È dunque la noia il motore di queste azioni?
La noia è un’emozione di cui bambini e adolescenti hanno bisogno. Rappresenta uno spazio in cui riflettere, pensare a se stessi, cercare di capire che cosa vogliamo, è anche uno stimolo per essere creativi, perché se ci annoiamo dobbiamo trovare il modo per superarla, per capire quali sono i nostri bisogni. Ma oggi i bambini e gli adolescenti non sono educati alla noia, i genitori riempiono lo spazio della noia dei loro figli. Le giornate dei bambini sono ricche e piene di attività affinché non si annoino, la noia spaventa. Ma in questa condizione di vuoto affettivo, la vita perde il suo significato, il momento presente diventa centrale, il qui ed ora è fondamentale in quanto permette di “imbavagliare” l’angoscia e la noia sono i vissuti dominanti. L’indifferenza emozionale caratterizza la vita emotiva dell’adolescente annoiato. La conseguenza è la negazione dell’attribuzione di valore e significato alle persone ed alle situazioni. La necessità di uscire dalla noia, determinata dal vuoto affettivo, porta alla ricerca dell’eccitamento momentaneo, che si può tradurre in aggressività.
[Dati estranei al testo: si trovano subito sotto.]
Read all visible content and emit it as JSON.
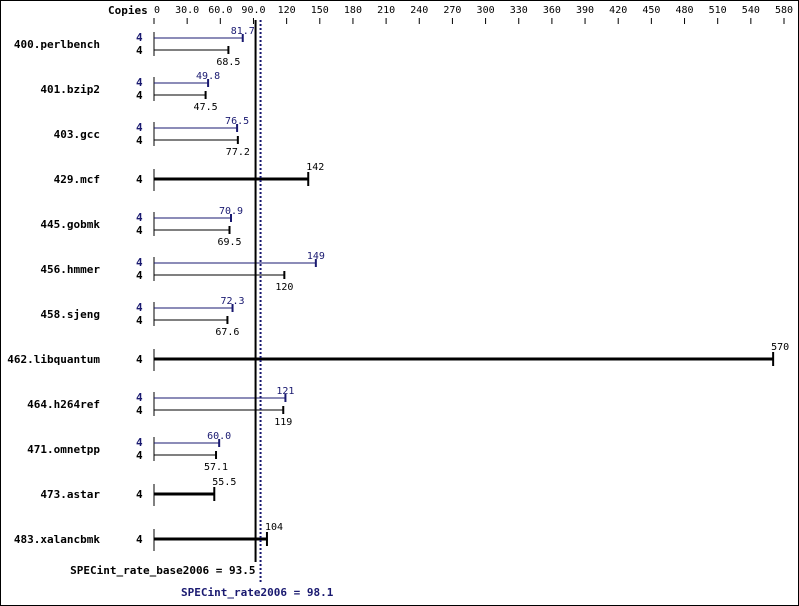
{
  "colors": {
    "base": "#000000",
    "peak": "#191970",
    "frame": "#000000",
    "background": "#ffffff"
  },
  "chart_data": {
    "type": "bar",
    "orientation": "horizontal",
    "copies_header": "Copies",
    "xlim": [
      0,
      580
    ],
    "xticks": [
      "0",
      "30.0",
      "60.0",
      "90.0",
      "120",
      "150",
      "180",
      "210",
      "240",
      "270",
      "300",
      "330",
      "360",
      "390",
      "420",
      "450",
      "480",
      "510",
      "540",
      "580"
    ],
    "benchmarks": [
      {
        "name": "400.perlbench",
        "peak_copies": "4",
        "peak": 81.7,
        "peak_label": "81.7",
        "base_copies": "4",
        "base": 68.5,
        "base_label": "68.5"
      },
      {
        "name": "401.bzip2",
        "peak_copies": "4",
        "peak": 49.8,
        "peak_label": "49.8",
        "base_copies": "4",
        "base": 47.5,
        "base_label": "47.5"
      },
      {
        "name": "403.gcc",
        "peak_copies": "4",
        "peak": 76.5,
        "peak_label": "76.5",
        "base_copies": "4",
        "base": 77.2,
        "base_label": "77.2"
      },
      {
        "name": "429.mcf",
        "combined_copies": "4",
        "value": 142,
        "value_label": "142"
      },
      {
        "name": "445.gobmk",
        "peak_copies": "4",
        "peak": 70.9,
        "peak_label": "70.9",
        "base_copies": "4",
        "base": 69.5,
        "base_label": "69.5"
      },
      {
        "name": "456.hmmer",
        "peak_copies": "4",
        "peak": 149,
        "peak_label": "149",
        "base_copies": "4",
        "base": 120,
        "base_label": "120"
      },
      {
        "name": "458.sjeng",
        "peak_copies": "4",
        "peak": 72.3,
        "peak_label": "72.3",
        "base_copies": "4",
        "base": 67.6,
        "base_label": "67.6"
      },
      {
        "name": "462.libquantum",
        "combined_copies": "4",
        "value": 570,
        "value_label": "570"
      },
      {
        "name": "464.h264ref",
        "peak_copies": "4",
        "peak": 121,
        "peak_label": "121",
        "base_copies": "4",
        "base": 119,
        "base_label": "119"
      },
      {
        "name": "471.omnetpp",
        "peak_copies": "4",
        "peak": 60.0,
        "peak_label": "60.0",
        "base_copies": "4",
        "base": 57.1,
        "base_label": "57.1"
      },
      {
        "name": "473.astar",
        "combined_copies": "4",
        "value": 55.5,
        "value_label": "55.5"
      },
      {
        "name": "483.xalancbmk",
        "combined_copies": "4",
        "value": 104,
        "value_label": "104"
      }
    ],
    "base_summary": {
      "label": "SPECint_rate_base2006 = 93.5",
      "value": 93.5
    },
    "peak_summary": {
      "label": "SPECint_rate2006 = 98.1",
      "value": 98.1
    }
  }
}
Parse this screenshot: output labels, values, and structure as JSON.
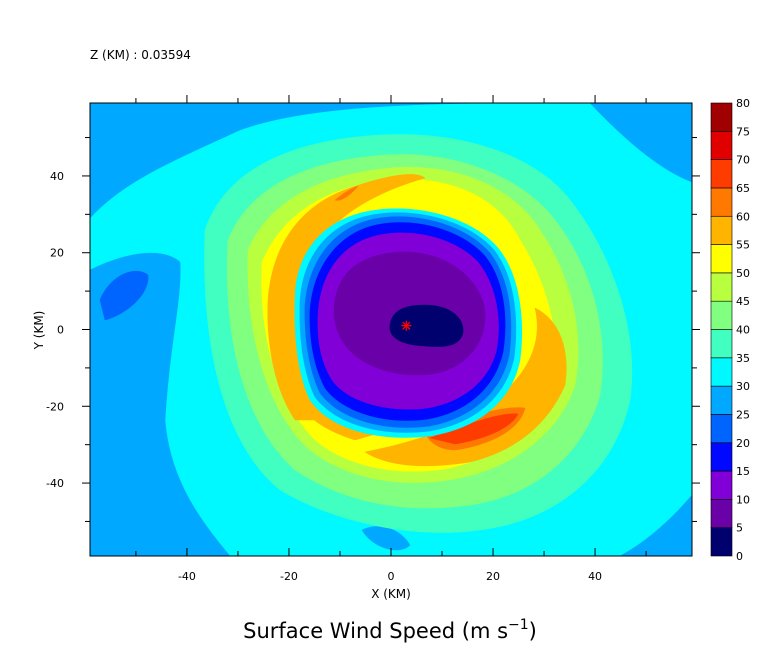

Spesso per i genitori l’obiettivo fondamentale è eliminare ogni forma di frustrazione per i propri figli, liberarli da ogni forma di senso di colpa, non in senso moralistico. La colpa va intesa come capacità di rinunciare alle proprie pulsioni, la capacità di assumersi la responsabilità delle proprie azioni. Emerge quindi un adolescente apatico, incapace di gestire ogni forma di frustrazione, insensibile alla sofferenza dell’altro, incapace di ascoltare le proprie emozioni e quindi a riconoscerle nell’Altro. Una vita caratterizzata dalla mancanza di desiderio, una vita disumanizzata. Il godimento, quindi il desiderio senza sacrificio, senza limite, senza contenimento rende gli adolescenti incapaci di coltivare passioni e interessi. Un’educazione che non consente la rinuncia, il sacrificio per il bene altrui, che non favorisce la cooperazione, ma incentiva la competizione, non permette di sviluppare la capacità di essere attenti nei confronti dell’altro e di sviluppare il senso di collaborazione.
Cosa si può fare per dirimere questa “moda” giovanile?
È importante lavorare sull’educazione emotiva in famiglia e a scuola. Bisogna stare con i bambini, giocare con loro, parlare con i bambini e con gli adolescenti, aiutarli a gestire le emozioni. L’ascolto attivo, che è il vero e proprio ascolto, richiede la capacità di focalizzarsi sull’altro, sull’osservare l’altro di coglierne i vissuti e le emozioni. Solo questo ci consente di entrare in una relazione. Le emozioni sono spinte ad agire, fanno parte del nostro patrimonio genetico e ci consentono di adattarci all’ambiente circostante. Tendiamo ad allontanare e a definire come cattive le emozioni che ci fanno stare male, come tristezza e rabbia, e per educazione si tende a censurarle. È invece fondamentale imparare ad ascoltare tutte le emozioni per poterle gestire e per poterle riconoscere negli altri. Questo compito può essere svolto solo dagli adulti di riferimento, genitori e insegnanti.